How to visualize the gradient as a one-form?

Given a smooth manifold $M$, let $(U,\phi)$ be any chart on it, and let $X$ be a vector field. Then $X$ can be interpreted as a derivation if you think of every vector $X_p$ of the field as being the velocity vector of some path through $p$ with tangent vector $X_p$ itself. Now with the help of the coordinates given by the chosen chart, the vector field on $U$ can be written as $$X = \sum_{k=1}^n X^k\frac{\partial}{\partial x^k},$$ where the $X^k$ can be seen as the contravariant components of $X$ w.r.t. the chosen chart. The derivatives $\frac{\partial}{\partial x^k}$ are, at any point of $U$, a base of the tangent space $T_pM$. Geometrically, they are the tangent vectors to the curves on the manifold created by the chart under consideration (i.e. the curves $\gamma_i(t) = \phi^{-1}(\phi(p) + e_it)$, $e_i$ being the canonical basis vector of $\mathbb R^n$) at $p$. This notation comes from the fact that, if $f$ is any smooth function from $M$ to $\mathbb R$, $X$ operates on $f$ as a directional derivative $X(f)$, and in components on $U$ this is precisely $$X(f) = \sum_{k=1}^n X^k\frac{\partial f}{\partial x^k},$$ Now this expression can be dualised, in the sense that you can think that it is $f$ that is acting on the vector field through its transpose $f^*$ that is such that $$f^*(X) = X(f)$$ If you denote by $\text d x^k$ the dual basis of $\frac{\partial}{\partial x^k}$ on the cotangent bundle $T^*M$, it follows by a direct computation that $$f^* = \sum_{k=1}^n\frac{\partial f}{\partial x^k}\text d x^k,$$ which suggests the more evocative notation $\text df = f^*$. The components of $\text d f$ which is clearly a 1-form, are precisely those of the gradient, i.e. the partial derivatives of $f$.

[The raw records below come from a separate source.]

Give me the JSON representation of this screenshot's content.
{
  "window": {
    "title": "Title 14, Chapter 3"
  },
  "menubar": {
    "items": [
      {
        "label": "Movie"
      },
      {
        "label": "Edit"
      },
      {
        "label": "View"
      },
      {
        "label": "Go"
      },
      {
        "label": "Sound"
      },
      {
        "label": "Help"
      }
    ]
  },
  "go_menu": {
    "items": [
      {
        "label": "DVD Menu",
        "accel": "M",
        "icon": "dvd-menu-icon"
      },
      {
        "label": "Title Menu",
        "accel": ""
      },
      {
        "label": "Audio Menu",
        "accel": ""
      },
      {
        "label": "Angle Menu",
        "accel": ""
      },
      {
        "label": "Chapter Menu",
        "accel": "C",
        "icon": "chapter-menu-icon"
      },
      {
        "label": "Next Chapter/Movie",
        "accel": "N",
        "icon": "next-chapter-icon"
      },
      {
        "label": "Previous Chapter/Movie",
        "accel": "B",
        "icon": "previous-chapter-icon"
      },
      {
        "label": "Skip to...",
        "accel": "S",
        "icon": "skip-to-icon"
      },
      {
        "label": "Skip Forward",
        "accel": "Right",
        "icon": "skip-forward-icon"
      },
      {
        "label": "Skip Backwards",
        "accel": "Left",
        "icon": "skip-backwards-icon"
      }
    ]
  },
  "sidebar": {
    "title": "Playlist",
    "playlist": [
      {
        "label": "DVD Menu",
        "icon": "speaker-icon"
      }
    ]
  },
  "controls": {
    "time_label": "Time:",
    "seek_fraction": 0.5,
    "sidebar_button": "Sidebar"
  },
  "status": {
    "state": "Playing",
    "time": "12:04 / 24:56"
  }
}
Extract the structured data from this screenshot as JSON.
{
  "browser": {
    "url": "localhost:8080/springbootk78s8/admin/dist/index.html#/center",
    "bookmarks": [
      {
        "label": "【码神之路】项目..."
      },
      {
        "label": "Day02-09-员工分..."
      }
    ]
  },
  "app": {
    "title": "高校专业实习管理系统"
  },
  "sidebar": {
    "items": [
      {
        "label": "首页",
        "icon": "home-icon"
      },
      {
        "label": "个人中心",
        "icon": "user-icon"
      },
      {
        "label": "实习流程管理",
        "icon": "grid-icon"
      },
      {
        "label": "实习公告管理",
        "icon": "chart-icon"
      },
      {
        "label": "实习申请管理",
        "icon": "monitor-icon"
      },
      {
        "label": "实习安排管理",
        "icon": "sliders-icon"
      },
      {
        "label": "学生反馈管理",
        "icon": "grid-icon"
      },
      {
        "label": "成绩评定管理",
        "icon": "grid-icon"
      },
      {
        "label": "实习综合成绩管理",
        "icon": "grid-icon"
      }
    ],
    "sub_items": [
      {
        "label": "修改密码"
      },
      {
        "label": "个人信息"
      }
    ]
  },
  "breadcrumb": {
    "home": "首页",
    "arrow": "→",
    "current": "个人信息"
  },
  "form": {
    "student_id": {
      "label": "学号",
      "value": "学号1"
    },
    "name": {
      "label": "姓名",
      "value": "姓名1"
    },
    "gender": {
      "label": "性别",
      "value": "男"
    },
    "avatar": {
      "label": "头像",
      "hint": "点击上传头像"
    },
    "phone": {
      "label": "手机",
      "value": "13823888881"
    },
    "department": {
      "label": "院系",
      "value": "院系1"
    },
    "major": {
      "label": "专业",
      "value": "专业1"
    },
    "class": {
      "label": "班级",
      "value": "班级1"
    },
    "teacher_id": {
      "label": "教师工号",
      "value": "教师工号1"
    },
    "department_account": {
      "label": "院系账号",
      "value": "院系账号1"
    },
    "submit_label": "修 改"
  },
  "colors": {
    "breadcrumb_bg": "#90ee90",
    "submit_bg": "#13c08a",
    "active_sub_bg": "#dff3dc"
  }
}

As a further remark, observe that the gradient is usually defined as a vector field through the musical isomorphisms (in case then that you have a (pseudo)Riemannian manifold) induced by a metric tensor. More precisely, the gradient vector field of a smooth function $f$ is defined by $$g(\nabla f, Y) = \text d f(Y) = Y(f)$$ for any vector field $Y$ on $M$.


If you're going to take that path, then maybe you should be thinking more of a level set density, i.e. how closely spaced the level sets in question are. Sean Carrol's book is not wonted to me: if you can get a copy of Misner Thorne and Wheeler, the first few pages do a good job of this idea with their quaint "bong" machine that sounds a "bong" bell each time a vector pierces a level set. If you can't get this readily, then the early part of Kip Thorne's lectures here is also good

Anyhow, suppose we are given a scalar field $\phi(\vec{x})$ and the tangent space $T_x\mathcal{M}$ to $x\in\mathcal{M}$ in some manifold $\mathcal{M}$, and we imagine riding along a vector $X\in T_x\mathcal{M}$ in the tangent space: how often would we pierce level sets of $\phi$: in MTW's quaint and unforgettable words (and wonderful sketches), how often would our bell sound as we rode along the vector? It would be $\nabla\phi\,\cdot\,X$ (i.e. the directional derivative). Thus $\nabla\phi$ is a dual vector to the vector space of tangent vectors. It is a linear functional $T_x\mathcal{M}\to\mathbb{R}$ on the tangent space: it takes a vector $X\in T_x\mathcal{M}$ as its input and spits out the directional derivative $\nabla\phi\,\cdot\,X$.


In the context of general relativity it is also notable that the manifold is equipped with a metric tensor. This tensor provides a unique way (an isomorphism, s.a. answer by Phoenix87) to map covectors to vectors. The components are computed by index raising/lowering, e.g. for a given covector $w$ with components $w_i$ the corresponding vector reads $v^i=g^{ij}w_j$, where $g^{ij}$ are the components of the metric tensor and I use the summation convention over repeated indices.

Now the question is how this really looks like in the given case. The natural derivative of a function $f$ on a manifold $\mathcal{M}$ is $df$, with components $df_i = \partial_i f$, since this is possible without metric. As already mentioned, $df$ is visualized by level sets of $f$. Now the corresponding contravariant vector is computed by $X^i := g^{ij}\partial_i f\equiv (\nabla f)^i$, which we identify with the gradient of $f$. This vector is the vector that is everywhere perpendicular to the level sets of $f$. Note that the notion "perpendicular" can only be defined with a metric.

Many textbooks in physics also visualize the basis vector $dx^i$ with its gradient vector, i.e. the vector that is everywhere perpendicular to the levels sets of $x^i$. This is strictly speaking only possible when there is a metric present, but it simplifies the comparsion to $\frac{\partial}{\partial x^i}$ which is in general not the same direction.